46 minutes ago, missnursingstudent19 said:

On my unit we don’t have ventilator patients, and the most invasive lines we have our CVLs. No arterial lines. Also no insulin drips, no levophed, no sedative drips. There’s just a lot of ICU things that I’ve never dealt with before.

I've been floated "up" (psych to tele) and out of ratio lately, and while I've been concerned, I've been cooperative. Normally, I would not be.

I don't have ACLS and haven't passed a test on rhythms since nursing school, but I feel like I know just enough and have just enough support to handle most of what may come my way.

If I were given titrated drips and vents and other things that I felt were way over my head, I would have to respectfully refuse the assignment (while offering to help in the capacity I was able to). I'd also expect to lose my job, or at least be made very uncomfortable.

This may be a case where there is no "good" choice. Just pick the option you can live with.

Specializes in Pediatrics, Pediatric Float, PICU, NICU.

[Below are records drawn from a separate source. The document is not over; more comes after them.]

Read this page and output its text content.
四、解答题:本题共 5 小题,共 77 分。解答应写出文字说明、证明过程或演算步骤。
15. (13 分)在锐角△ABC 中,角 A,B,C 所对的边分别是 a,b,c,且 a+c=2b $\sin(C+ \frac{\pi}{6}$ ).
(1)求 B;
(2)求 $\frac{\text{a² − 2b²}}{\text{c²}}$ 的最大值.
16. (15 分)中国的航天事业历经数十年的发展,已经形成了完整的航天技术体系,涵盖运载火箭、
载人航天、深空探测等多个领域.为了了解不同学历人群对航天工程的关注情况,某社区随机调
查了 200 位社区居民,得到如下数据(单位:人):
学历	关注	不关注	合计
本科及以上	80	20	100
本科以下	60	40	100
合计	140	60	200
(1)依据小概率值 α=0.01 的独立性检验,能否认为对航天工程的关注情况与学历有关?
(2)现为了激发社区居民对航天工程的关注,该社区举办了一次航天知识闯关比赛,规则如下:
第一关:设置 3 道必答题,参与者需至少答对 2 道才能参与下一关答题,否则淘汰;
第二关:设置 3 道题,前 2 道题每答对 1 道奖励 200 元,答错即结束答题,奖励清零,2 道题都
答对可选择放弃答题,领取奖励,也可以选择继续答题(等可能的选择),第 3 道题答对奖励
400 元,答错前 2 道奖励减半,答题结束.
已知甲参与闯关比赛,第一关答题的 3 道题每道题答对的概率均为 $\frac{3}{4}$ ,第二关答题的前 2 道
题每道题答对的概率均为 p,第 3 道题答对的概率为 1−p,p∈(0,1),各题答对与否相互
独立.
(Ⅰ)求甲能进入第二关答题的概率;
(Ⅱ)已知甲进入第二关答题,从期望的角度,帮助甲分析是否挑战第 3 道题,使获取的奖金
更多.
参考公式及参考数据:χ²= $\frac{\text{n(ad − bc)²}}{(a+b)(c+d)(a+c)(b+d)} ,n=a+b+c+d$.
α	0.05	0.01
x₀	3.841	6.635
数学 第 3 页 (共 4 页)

The real issue here that would have me looking at other jobs isn't that you were floated to ICU - as others have mentioned we don't know enough details. The assignment could have still been appropriate acuity but there just wasn't bed space to move them to stepdown or acute care, for instance. Also we are living in "unprecedented" times these days where adjustments are being made.

The issue that would have me looking at other jobs is the fact that when you expressed concern, you were told "“go home and watch Youtube videos." That would have me running the other way.

Specializes in M/S, LTC, home care, corrections and psych.

The only job security you will ever have is in your own ability to work within your scope of practice and take care of your own license. And the statement of "go home and watch Youtube videos" smacks of hostile work environment and should not be tolerated.